The aged priest opened his mouth further to continue his sermon, but was interrupted by the Thegn. With a visible swallow, he ordered "Keep your weapons spanned, men, but do not loose until I give the word." None of the men-at-arms were feeling quite brave enough to correct their liege-lord on the new weapon terminology.
Dirt shifted aside as Huscarl Andersson side-stepped closer to the Thegn, and Karl was close enough to hear the mid-commander ask under his breath "My Lord? There must be two thousand beastmen down there, to our forty men. These weapons you have graced us with are mighty indeed, but—?"
Their noble lord only shook his head slightly, before nodding towards the Rogue Trader. "Lady Jardin has insisted that she and her sole guard will handle this by themselves."
Karl's heart skipped a beat, and he and Aksel exchanged a wide-eyed glance. The foreigners clearly had weapons and armor unknown to the Islands, aye, but surely even they could not be so sure of their martial prowess?
Gravel-laced dirt crunched aside as the Lady Trader leapt nimbly across the two-pace width of the trench right next to Karl. Mud clung to the beige material of her boots — they were of no leather he had ever seen — yet the gold-and-green material of her grandly-decorated robes appeared unmarred. A braying roar rose from below, as beastmen set blood-maddened eyes on that which they hated most: beauty.
A dusty cough from behind him made Karl realize that he had been staring. "The Chaos-touched, then!" Father Valdemar continued, seemingly having cleared his throat enough for his scratchy voice. "For when the Chaos-touched surged forth from the sewers and the crypts and the hidden places of the land, did then He Most Holy not bless us as well with the weapons most attuned to such a foe?"
The foreign Lady raised one hand to her forehead, long fingers as shockingly-blue as her visage itself.
"Guess it's not face-paint, then." muttered Aksel warily, his left hand leaving his weapon to trace a one-handed aquila across his chest. "Foreigners, and all that."
At least the Lady Jardin's sole guard was human enough, even if he surely did not come from the peoples of the Isles. A face at least as lined as that of Father Valdemar was barely visible beneath the wrapped-cloth of his headdress, the exposed tasseled tail of which flapped in the mountain breeze as he leapt awkwardly across the trench to rejoin his Lady.

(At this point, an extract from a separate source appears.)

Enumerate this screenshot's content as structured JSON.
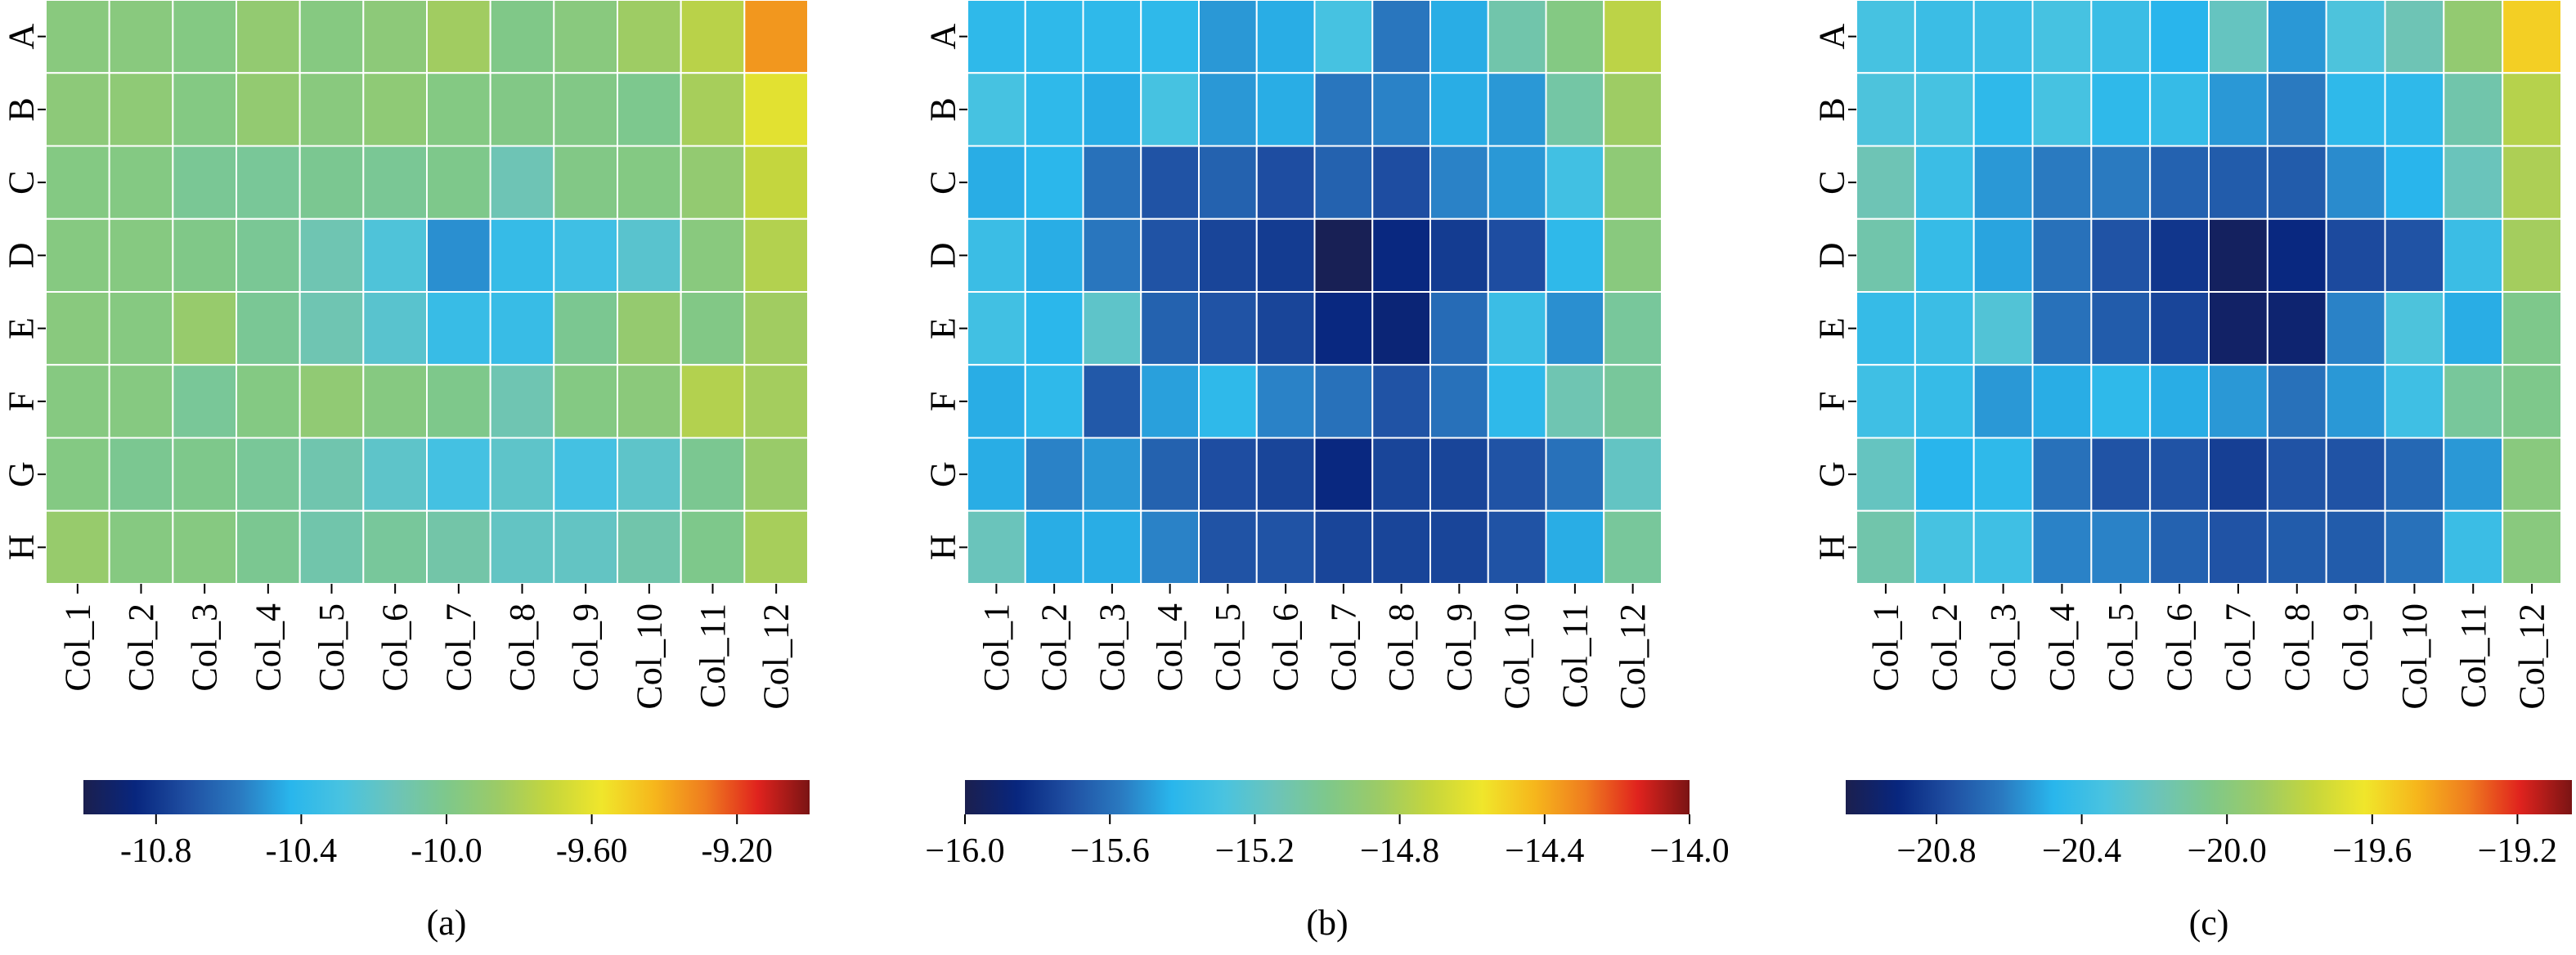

He retrieved some form of metal tiara from within his foreign armor, and held it out to the Lady Trader. Tucking it into place atop her brow, she stood atop the piled dirt to face the closing horde from what must now be barely a hundred paces.
Bloody crazy nobles, to be worrying about their finery at a time like this!

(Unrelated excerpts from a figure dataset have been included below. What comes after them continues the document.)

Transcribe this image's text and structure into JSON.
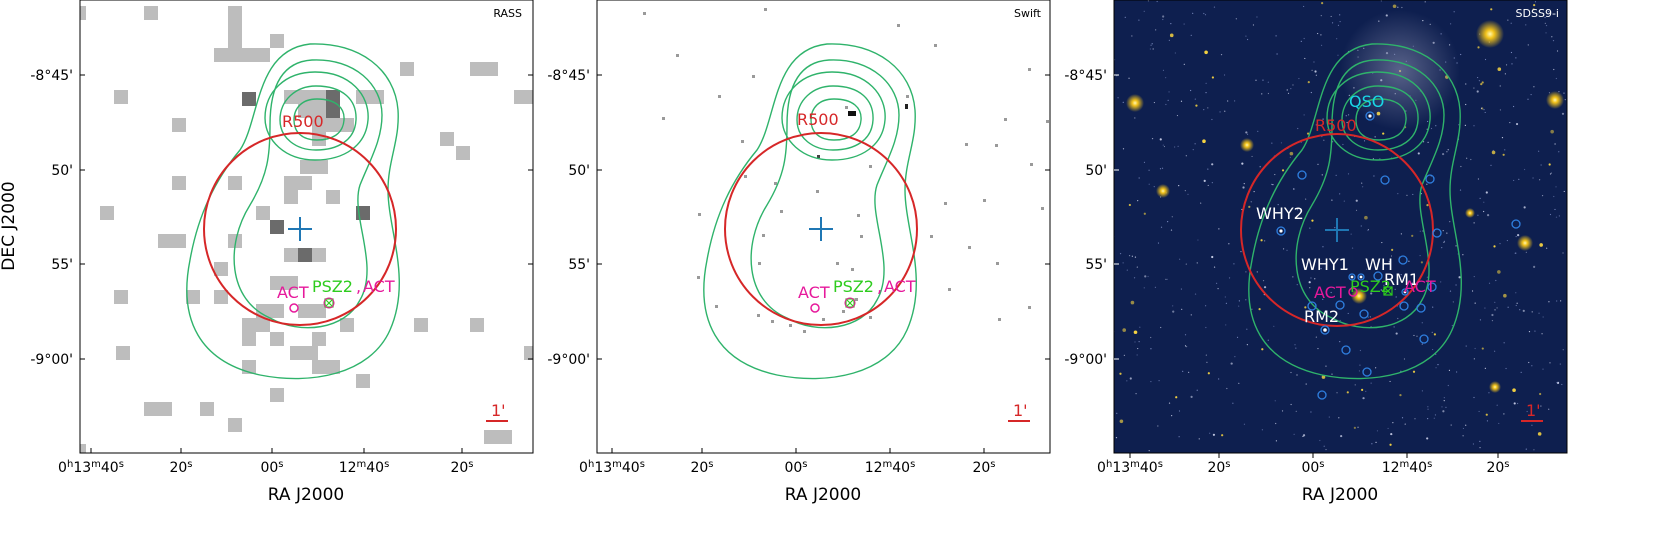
{
  "panels": [
    {
      "name": "RASS",
      "x_axis_label": "RA J2000",
      "y_axis_label": "DEC J2000",
      "y_ticks": [
        "-8°45'",
        "50'",
        "55'",
        "-9°00'"
      ],
      "x_ticks": [
        "0h13m40s",
        "20s",
        "00s",
        "12m40s",
        "20s"
      ],
      "labels": {
        "r500": "R500",
        "act_left": "ACT",
        "psz2": "PSZ2",
        "comma": ",",
        "act_right": "ACT",
        "scale": "1'"
      }
    },
    {
      "name": "Swift",
      "x_axis_label": "RA J2000",
      "y_ticks": [
        "-8°45'",
        "50'",
        "55'",
        "-9°00'"
      ],
      "x_ticks": [
        "0h13m40s",
        "20s",
        "00s",
        "12m40s",
        "20s"
      ],
      "labels": {
        "r500": "R500",
        "act_left": "ACT",
        "psz2": "PSZ2",
        "comma": ",",
        "act_right": "ACT",
        "scale": "1'"
      }
    },
    {
      "name": "SDSS9-i",
      "x_axis_label": "RA J2000",
      "y_ticks": [
        "-8°45'",
        "50'",
        "55'",
        "-9°00'"
      ],
      "x_ticks": [
        "0h13m40s",
        "20s",
        "00s",
        "12m40s",
        "20s"
      ],
      "labels": {
        "r500": "R500",
        "act_left": "ACT",
        "psz2": "PSZ2",
        "act_right": "ACT",
        "scale": "1'",
        "qso": "QSO",
        "why1": "WHY1",
        "why2": "WHY2",
        "wh": "WH",
        "rm1": "RM1",
        "rm2": "RM2"
      }
    }
  ],
  "colors": {
    "contour": "#2fb36b",
    "r500": "#d62728",
    "center_cross": "#1f77b4",
    "act": "#e6199b",
    "psz2": "#2ecc1e",
    "scale_bar": "#d62728",
    "sky_bg": "#0e1f4f",
    "member_circles": "#2f7fe0"
  },
  "icons": {
    "center": "plus-cross-icon",
    "act_marker": "circle-marker-icon",
    "psz2_marker": "crossed-square-marker-icon"
  }
}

As if it were the most normal thing in the world, Lady Jardin held out one hand. Her guard clasped it.
"And so it was," Father Valdemar continued "That in our Hour of Need, He made His Beneficence most clear and scoured the Corrupted from the land with the Fires of Saint Leinnol!"
No sooner had the declaration left the wizened preacher's chapped lips than the charging ranks disintegrated.

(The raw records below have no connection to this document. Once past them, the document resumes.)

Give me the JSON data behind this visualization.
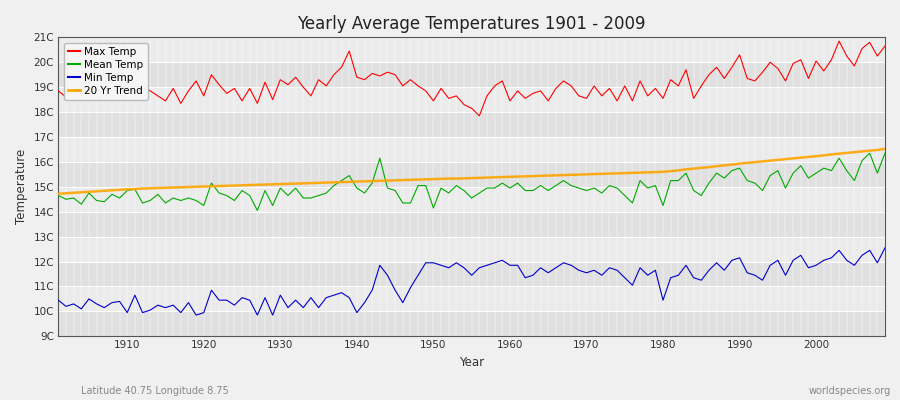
{
  "title": "Yearly Average Temperatures 1901 - 2009",
  "xlabel": "Year",
  "ylabel": "Temperature",
  "subtitle_left": "Latitude 40.75 Longitude 8.75",
  "subtitle_right": "worldspecies.org",
  "ylim": [
    9,
    21
  ],
  "yticks": [
    9,
    10,
    11,
    12,
    13,
    14,
    15,
    16,
    17,
    18,
    19,
    20,
    21
  ],
  "ytick_labels": [
    "9C",
    "10C",
    "11C",
    "12C",
    "13C",
    "14C",
    "15C",
    "16C",
    "17C",
    "18C",
    "19C",
    "20C",
    "21C"
  ],
  "xlim": [
    1901,
    2009
  ],
  "xticks": [
    1910,
    1920,
    1930,
    1940,
    1950,
    1960,
    1970,
    1980,
    1990,
    2000
  ],
  "bg_color": "#f0f0f0",
  "plot_bg_color": "#f0f0f0",
  "grid_color": "#ffffff",
  "max_temp_color": "#ff0000",
  "mean_temp_color": "#00aa00",
  "min_temp_color": "#0000cc",
  "trend_color": "#ffa500",
  "legend_labels": [
    "Max Temp",
    "Mean Temp",
    "Min Temp",
    "20 Yr Trend"
  ],
  "years": [
    1901,
    1902,
    1903,
    1904,
    1905,
    1906,
    1907,
    1908,
    1909,
    1910,
    1911,
    1912,
    1913,
    1914,
    1915,
    1916,
    1917,
    1918,
    1919,
    1920,
    1921,
    1922,
    1923,
    1924,
    1925,
    1926,
    1927,
    1928,
    1929,
    1930,
    1931,
    1932,
    1933,
    1934,
    1935,
    1936,
    1937,
    1938,
    1939,
    1940,
    1941,
    1942,
    1943,
    1944,
    1945,
    1946,
    1947,
    1948,
    1949,
    1950,
    1951,
    1952,
    1953,
    1954,
    1955,
    1956,
    1957,
    1958,
    1959,
    1960,
    1961,
    1962,
    1963,
    1964,
    1965,
    1966,
    1967,
    1968,
    1969,
    1970,
    1971,
    1972,
    1973,
    1974,
    1975,
    1976,
    1977,
    1978,
    1979,
    1980,
    1981,
    1982,
    1983,
    1984,
    1985,
    1986,
    1987,
    1988,
    1989,
    1990,
    1991,
    1992,
    1993,
    1994,
    1995,
    1996,
    1997,
    1998,
    1999,
    2000,
    2001,
    2002,
    2003,
    2004,
    2005,
    2006,
    2007,
    2008,
    2009
  ],
  "max_temp": [
    18.85,
    18.6,
    18.8,
    18.55,
    18.7,
    18.9,
    18.75,
    19.1,
    18.6,
    18.55,
    19.3,
    19.05,
    18.85,
    18.65,
    18.45,
    18.95,
    18.35,
    18.85,
    19.25,
    18.65,
    19.5,
    19.1,
    18.75,
    18.95,
    18.45,
    18.95,
    18.35,
    19.2,
    18.5,
    19.3,
    19.1,
    19.4,
    19.0,
    18.65,
    19.3,
    19.05,
    19.5,
    19.8,
    20.45,
    19.4,
    19.3,
    19.55,
    19.45,
    19.6,
    19.5,
    19.05,
    19.3,
    19.05,
    18.85,
    18.45,
    18.95,
    18.55,
    18.65,
    18.3,
    18.15,
    17.85,
    18.65,
    19.05,
    19.25,
    18.45,
    18.85,
    18.55,
    18.75,
    18.85,
    18.45,
    18.95,
    19.25,
    19.05,
    18.65,
    18.55,
    19.05,
    18.65,
    18.95,
    18.45,
    19.05,
    18.45,
    19.25,
    18.65,
    18.95,
    18.55,
    19.3,
    19.05,
    19.7,
    18.55,
    19.05,
    19.5,
    19.8,
    19.35,
    19.8,
    20.3,
    19.35,
    19.25,
    19.6,
    20.0,
    19.75,
    19.25,
    19.95,
    20.1,
    19.35,
    20.05,
    19.65,
    20.1,
    20.85,
    20.25,
    19.85,
    20.55,
    20.8,
    20.25,
    20.65
  ],
  "mean_temp": [
    14.65,
    14.5,
    14.55,
    14.3,
    14.75,
    14.45,
    14.4,
    14.7,
    14.55,
    14.85,
    14.9,
    14.35,
    14.45,
    14.7,
    14.35,
    14.55,
    14.45,
    14.55,
    14.45,
    14.25,
    15.15,
    14.75,
    14.65,
    14.45,
    14.85,
    14.65,
    14.05,
    14.85,
    14.25,
    14.95,
    14.65,
    14.95,
    14.55,
    14.55,
    14.65,
    14.75,
    15.05,
    15.25,
    15.45,
    14.95,
    14.75,
    15.15,
    16.15,
    14.95,
    14.85,
    14.35,
    14.35,
    15.05,
    15.05,
    14.15,
    14.95,
    14.75,
    15.05,
    14.85,
    14.55,
    14.75,
    14.95,
    14.95,
    15.15,
    14.95,
    15.15,
    14.85,
    14.85,
    15.05,
    14.85,
    15.05,
    15.25,
    15.05,
    14.95,
    14.85,
    14.95,
    14.75,
    15.05,
    14.95,
    14.65,
    14.35,
    15.25,
    14.95,
    15.05,
    14.25,
    15.25,
    15.25,
    15.55,
    14.85,
    14.65,
    15.15,
    15.55,
    15.35,
    15.65,
    15.75,
    15.25,
    15.15,
    14.85,
    15.45,
    15.65,
    14.95,
    15.55,
    15.85,
    15.35,
    15.55,
    15.75,
    15.65,
    16.15,
    15.65,
    15.25,
    16.05,
    16.35,
    15.55,
    16.35
  ],
  "min_temp": [
    10.45,
    10.2,
    10.3,
    10.1,
    10.5,
    10.3,
    10.15,
    10.35,
    10.4,
    9.95,
    10.65,
    9.95,
    10.05,
    10.25,
    10.15,
    10.25,
    9.95,
    10.35,
    9.85,
    9.95,
    10.85,
    10.45,
    10.45,
    10.25,
    10.55,
    10.45,
    9.85,
    10.55,
    9.85,
    10.65,
    10.15,
    10.45,
    10.15,
    10.55,
    10.15,
    10.55,
    10.65,
    10.75,
    10.55,
    9.95,
    10.35,
    10.85,
    11.85,
    11.45,
    10.85,
    10.35,
    10.95,
    11.45,
    11.95,
    11.95,
    11.85,
    11.75,
    11.95,
    11.75,
    11.45,
    11.75,
    11.85,
    11.95,
    12.05,
    11.85,
    11.85,
    11.35,
    11.45,
    11.75,
    11.55,
    11.75,
    11.95,
    11.85,
    11.65,
    11.55,
    11.65,
    11.45,
    11.75,
    11.65,
    11.35,
    11.05,
    11.75,
    11.45,
    11.65,
    10.45,
    11.35,
    11.45,
    11.85,
    11.35,
    11.25,
    11.65,
    11.95,
    11.65,
    12.05,
    12.15,
    11.55,
    11.45,
    11.25,
    11.85,
    12.05,
    11.45,
    12.05,
    12.25,
    11.75,
    11.85,
    12.05,
    12.15,
    12.45,
    12.05,
    11.85,
    12.25,
    12.45,
    11.95,
    12.55
  ],
  "trend": [
    14.72,
    14.74,
    14.76,
    14.78,
    14.8,
    14.82,
    14.84,
    14.86,
    14.88,
    14.9,
    14.91,
    14.93,
    14.94,
    14.95,
    14.96,
    14.97,
    14.98,
    14.99,
    15.0,
    15.01,
    15.02,
    15.03,
    15.04,
    15.05,
    15.06,
    15.07,
    15.08,
    15.09,
    15.1,
    15.11,
    15.12,
    15.13,
    15.14,
    15.15,
    15.16,
    15.17,
    15.18,
    15.19,
    15.2,
    15.21,
    15.22,
    15.23,
    15.24,
    15.25,
    15.26,
    15.27,
    15.28,
    15.29,
    15.3,
    15.31,
    15.32,
    15.33,
    15.33,
    15.34,
    15.35,
    15.36,
    15.37,
    15.38,
    15.39,
    15.4,
    15.41,
    15.42,
    15.43,
    15.44,
    15.45,
    15.46,
    15.47,
    15.48,
    15.49,
    15.5,
    15.51,
    15.52,
    15.53,
    15.54,
    15.55,
    15.56,
    15.57,
    15.58,
    15.59,
    15.6,
    15.63,
    15.66,
    15.7,
    15.73,
    15.76,
    15.79,
    15.83,
    15.86,
    15.89,
    15.93,
    15.96,
    15.99,
    16.02,
    16.05,
    16.08,
    16.11,
    16.14,
    16.17,
    16.2,
    16.23,
    16.26,
    16.3,
    16.33,
    16.36,
    16.39,
    16.42,
    16.45,
    16.48,
    16.52
  ]
}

Twisted abominations shrieked with agony, collapsing to the ground and writhing madly. Fallen weapons cut into their flanks, yet the red-black blood which wept from their wounds only worsened their madness.
The following ranks made to vault their fallen comrades, only to meet the same fate mid-air. As if they had struck an invisible barrier, they hurtled to the jagged rocky slope with pained bellows.
The bodies which had fallen first then burst into flames, red-golden fingers licking high into the thin mountain air. Thank the Throne they were downwind!
"Do you see, my children!?" Father Valdemar did his level best to shout over the ear-straining racket. "He is with us! The Emperor Protects!"
Incredulous cheers erupted down the line of doomed — formerly-doomed — men-at-arms. Somehow, indeed, the God-Emperor of their weekly sermons had indeed interceded on their behalf.
For what else could the sudden and inexplicable obliteration of their hated foes be?
Amidst the shouting that echoed louder and louder through the valley, Karl barely overheard a dry murmur from the Trader's guard "Well, I think that your grandmother would have appreciated it."